The first definitely known owner was John Vynall [Vinall] in 1549. Little is known of Vynall but the house was known as Melwards before 1562, when the property comprised one house and three acres. John Reames, yeoman, owned it before 1652. In 1655 William Simmons, the Glynde blacksmith who had also owned Trevor House, bought this property and in 1679 his son John Simmons sold to Joseph Denham of Glynde, weaver. Denham's widow Mercy married Nathaniel Jeffery in 1702 and they were the owners of this property on the 1717 estate map. In 1722 it passed to Oliver Jeffery, Mercy's adopted son, who sold it to John Kidder, tenant of the Great Farm, in 1739.

Kidder had also bought the plot next door where he built the house now called Hampden House. Kidder's relation John Harris, corn factor, of Middlesex sold all Kidder's property in Glynde and Beddingham to Richard Trevor, owner of the Glynde Estate, in 1759. The house was now divided into "one dwelling with part of the garden and yard; another dwelling with part of the garden and yard; a granary; and the barn which has of late years gone with the Brick House" [now Hampden House]. Rookery Cottages still had a thatched roof until the late nineteenth century, by which time it was divided into three cottages.

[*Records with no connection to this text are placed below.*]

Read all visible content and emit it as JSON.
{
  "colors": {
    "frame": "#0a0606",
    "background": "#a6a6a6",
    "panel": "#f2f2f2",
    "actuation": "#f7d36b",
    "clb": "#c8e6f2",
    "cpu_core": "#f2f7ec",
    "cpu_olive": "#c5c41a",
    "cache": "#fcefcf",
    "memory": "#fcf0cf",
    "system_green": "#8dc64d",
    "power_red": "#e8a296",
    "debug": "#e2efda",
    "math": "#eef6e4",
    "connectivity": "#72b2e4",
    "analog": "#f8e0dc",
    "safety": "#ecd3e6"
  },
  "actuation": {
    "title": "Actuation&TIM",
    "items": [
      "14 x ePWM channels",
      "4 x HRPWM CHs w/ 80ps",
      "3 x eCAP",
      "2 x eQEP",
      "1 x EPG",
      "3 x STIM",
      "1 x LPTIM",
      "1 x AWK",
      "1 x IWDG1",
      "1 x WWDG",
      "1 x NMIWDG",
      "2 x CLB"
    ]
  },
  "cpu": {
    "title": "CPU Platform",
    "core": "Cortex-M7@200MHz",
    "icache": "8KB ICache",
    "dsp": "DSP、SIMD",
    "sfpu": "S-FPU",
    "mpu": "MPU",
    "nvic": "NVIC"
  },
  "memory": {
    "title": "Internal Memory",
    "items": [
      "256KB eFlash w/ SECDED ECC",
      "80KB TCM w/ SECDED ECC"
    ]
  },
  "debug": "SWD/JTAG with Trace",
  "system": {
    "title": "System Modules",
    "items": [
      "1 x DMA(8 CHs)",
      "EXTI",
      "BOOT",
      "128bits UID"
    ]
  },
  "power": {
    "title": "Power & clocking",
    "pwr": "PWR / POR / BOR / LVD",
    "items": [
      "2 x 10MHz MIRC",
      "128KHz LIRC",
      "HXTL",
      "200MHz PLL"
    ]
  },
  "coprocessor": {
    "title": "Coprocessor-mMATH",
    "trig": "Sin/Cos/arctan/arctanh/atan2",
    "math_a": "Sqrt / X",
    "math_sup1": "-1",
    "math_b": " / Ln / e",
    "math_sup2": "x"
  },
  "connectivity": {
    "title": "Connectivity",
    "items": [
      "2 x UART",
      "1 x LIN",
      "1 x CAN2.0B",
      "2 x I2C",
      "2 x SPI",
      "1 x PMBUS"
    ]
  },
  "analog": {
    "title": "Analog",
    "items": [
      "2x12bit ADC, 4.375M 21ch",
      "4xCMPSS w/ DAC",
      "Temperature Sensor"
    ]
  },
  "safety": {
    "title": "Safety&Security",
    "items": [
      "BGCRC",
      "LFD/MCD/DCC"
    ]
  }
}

The name Rookery Cottages may have first been used in the late 19th or early 20th century. Edward Boys Ellman in his Recollections of a Sussex Parson suggested that the town of Lewes had gained the nickname "the Rookery" from the large number of clergymen who could be seen around the town in their black attire (Lewes Football Club are still nicknamed the Rooks). As Rookery Cottages stand next to Glynde vicarage (now named Hampden House), it is likely the name was given because of its proximity to that building rather than any reference to nesting birds. In South Heighton and Winchelsea there are roads next to their vicarages that include the word Rookery in their name.